Three cases of a syndrome featuring massive splenomegaly, gross generalized lymphadenopathy, and moderate hepatomegaly are reported. Spleen weights ranged from 800 to 2400 g. Gradual depletion of lymphoid germinal centers, and prominent infiltration of the splenic and lymph node cords with plasma cells, immunoblasts and actively dividing B cells were the most distinctive histological features. The liver in two cases showed portal infiltrates. A marked hypergammaglobulinemia, a decrease in blood cholesterol level and hematological abnormalities related to hypersplenism were observed. The condition begins early in life and runs a chronic course, of up to 25 years. There was a family history in only one instance. Since there was no generalized immunodeficiency nor local depletion of T cells or dendritic reticulum cells, a failure in the local regulation of the immune response and possible cytokine production is postulated. This condition underlines the pivotal role of the local organization of the germinal centers in cellular cooperation and in the carrying out and regulation of the immune response.
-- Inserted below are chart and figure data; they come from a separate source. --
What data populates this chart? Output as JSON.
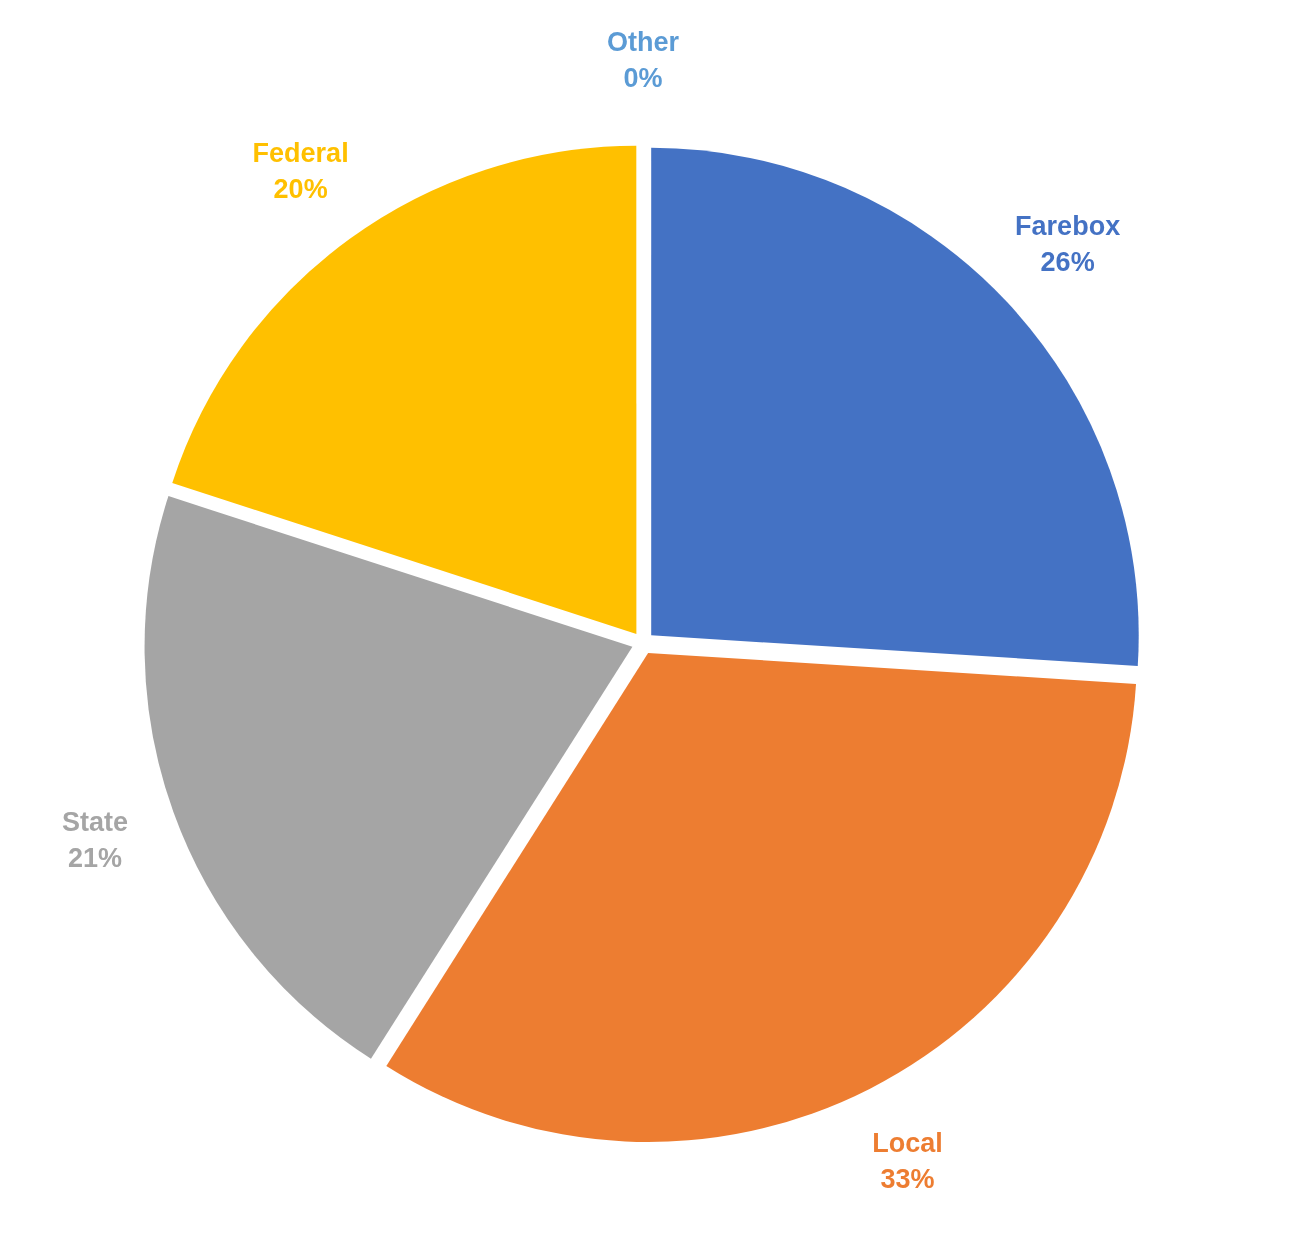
{
  "chart_data": {
    "type": "pie",
    "categories": [
      "Farebox",
      "Local",
      "State",
      "Federal",
      "Other"
    ],
    "values": [
      26,
      33,
      21,
      20,
      0
    ],
    "colors": [
      "#4472c4",
      "#ed7d31",
      "#a5a5a5",
      "#ffc000",
      "#5b9bd5"
    ],
    "value_labels": [
      "26%",
      "33%",
      "21%",
      "20%",
      "0%"
    ],
    "legend": false
  }
}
报告了3例具有巨脾、全身淋巴结肿大和中度肝肿大特征的综合征病例。脾脏重量在800至2400克之间。淋巴生发中心逐渐耗竭,脾和淋巴结索中浆细胞、免疫母细胞及活跃增殖的B细胞显著浸润是最具特征性的组织学表现。2例患者的肝脏出现门脉浸润。观察到显著的高球蛋白血症、血胆固醇水平降低以及与脾功能亢进相关的血液学异常。该病起病于早年,病程长达25年。仅1例有家族史。由于不存在全身性免疫缺陷,也没有T细胞或树突状网状细胞的局部耗竭,推测是免疫反应的局部调节以及可能的细胞因子产生出现了故障。这种情况突出了生发中心局部组织在细胞协作以及免疫反应的执行和调节中的关键作用。